Chen was honored in 2015 as one of the POLITICO 50, a list of the “thinkers, doers, and visionaries transforming American politics.”  He earned a similar honor in 2012 when he was named one of POLITICO’s “50 Politicos to Watch.” 

 

Chen’s writings have appeared in a variety of outlets, including The Wall Street Journal, The New York Times, The Washington Post, the Los Angeles Times, and Bloomberg View.  He has been a CNN Political Commentator and provided political analysis and commentary on nearly every other major television network.  Chen is also a member of the Editorial Board of the Salem Media Group. 

 

In the Bush administration, Chen was a senior official at the US Department of Health and Human Services. His private-sector experience includes having been an associate attorney with the international law firm of Gibson, Dunn & Crutcher LLP, where he practiced business litigation.

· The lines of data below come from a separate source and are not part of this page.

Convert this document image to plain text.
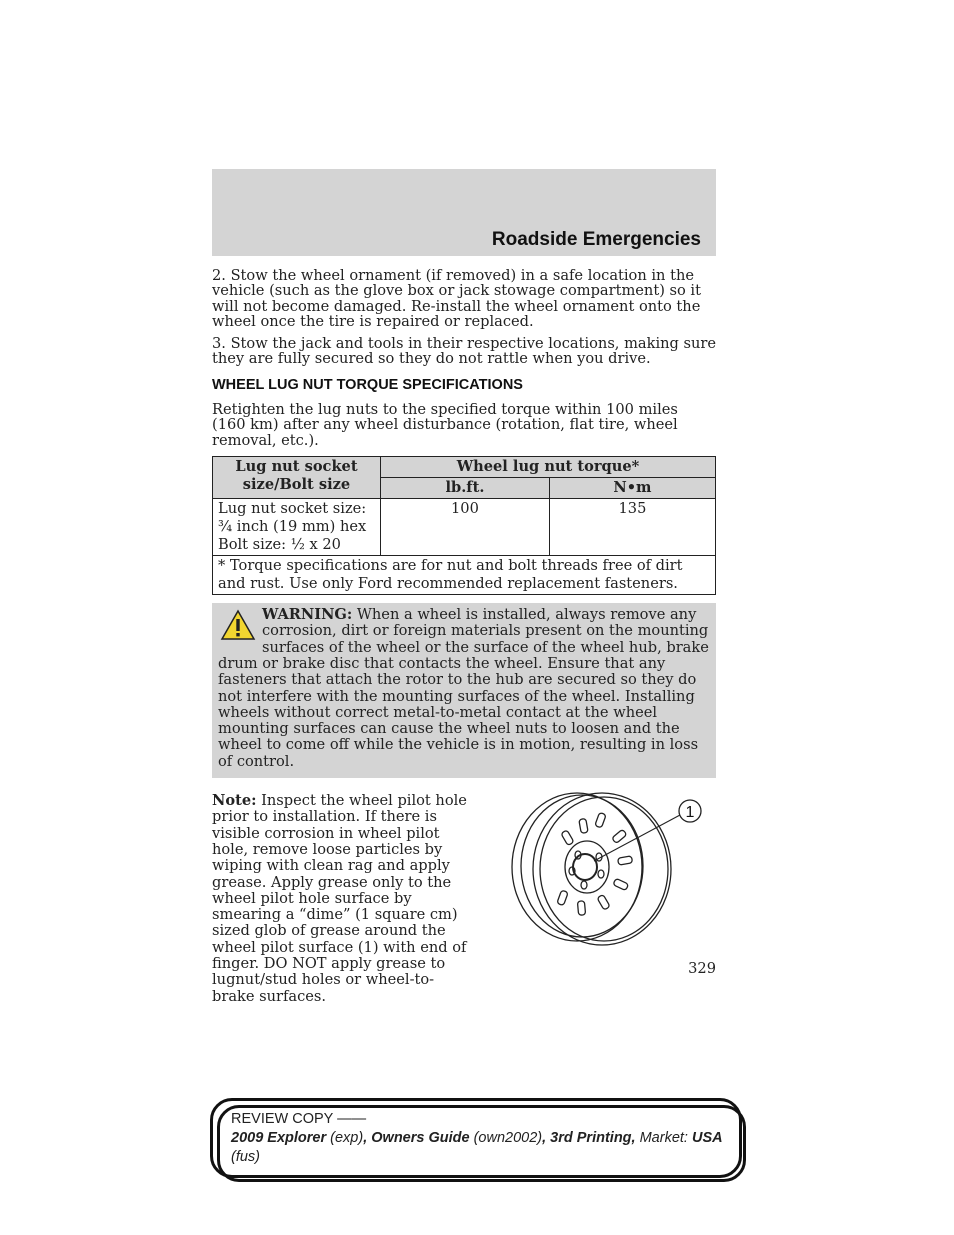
Roadside Emergencies

2. Stow the wheel ornament (if removed) in a safe location in the vehicle (such as the glove box or jack stowage compartment) so it will not become damaged. Re-install the wheel ornament onto the wheel once the tire is repaired or replaced.

3. Stow the jack and tools in their respective locations, making sure they are fully secured so they do not rattle when you drive.

WHEEL LUG NUT TORQUE SPECIFICATIONS

Retighten the lug nuts to the specified torque within 100 miles (160 km) after any wheel disturbance (rotation, flat tire, wheel removal, etc.).

Lug nut socket size/Bolt size	Wheel lug nut torque*	
	lb.ft.	N•m

Lug nut socket size: ¾ inch (19 mm) hex
Bolt size: ½ x 20	100	135
* Torque specifications are for nut and bolt threads free of dirt and rust. Use only Ford recommended replacement fasteners.		
WARNING: When a wheel is installed, always remove any corrosion, dirt or foreign materials present on the mounting surfaces of the wheel or the surface of the wheel hub, brake drum or brake disc that contacts the wheel. Ensure that any fasteners that attach the rotor to the hub are secured so they do not interfere with the mounting surfaces of the wheel. Installing wheels without correct metal-to-metal contact at the wheel mounting surfaces can cause the wheel nuts to loosen and the wheel to come off while the vehicle is in motion, resulting in loss of control.
Note: Inspect the wheel pilot hole prior to installation. If there is visible corrosion in wheel pilot hole, remove loose particles by wiping with clean rag and apply grease. Apply grease only to the wheel pilot hole surface by smearing a “dime” (1 square cm) sized glob of grease around the wheel pilot surface (1) with end of finger. DO NOT apply grease to lugnut/stud holes or wheel-to-brake surfaces.
1
329
REVIEW COPY ——
2009 Explorer (exp), Owners Guide (own2002), 3rd Printing, Market: USA
(fus)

Chen was also the Winnie Neubauer Visiting Fellow in Health Policy Studies at the Heritage Foundation and worked as a health policy advocate for a major business group in Washington, DC.

 

In 2017, Chen was the William E. Simon Visiting Professor in the School of Public Policy at Pepperdine University.  At Stanford, he also serves on the Faculty Steering Committee of the Haas Center for Public Service, is an affiliate of the Freeman-Spogli Institute for International Studies, and was Lecturer in Law at Stanford Law School.  An eight-time winner of Harvard University’s Certificate of Distinction in Teaching, Chen’s scholarship has appeared or been cited in several of the nation’s top political science journals.

 

Chen serves in a variety of leadership roles in nonprofits and community-based organizations.  He is Chair of the Board of Directors of El Camino Hospital in the Silicon Valley, a member of the National Advisory Committee of the Democracy Fund, a Director of the Foundation for Research on Equal Opportunity (FREOPP), a member of the Advisory Board of the Partnership for the Future of Medicare, and a member of the Council of Scholars for the Better Medicare Alliance.  He is also a member of the Committee of 100, an organization of prominent Chinese Americans.

  

Chen earned his Ph.D. and A.M. in political science from Harvard University, his J.D. cum laude from Harvard Law School, and his A.B. magna cum laude in government from Harvard College. He is a member of the State Bar of California.

 

A native of Rowland Heights, California, he currently lives in the San Francisco Bay Area with his wife and children.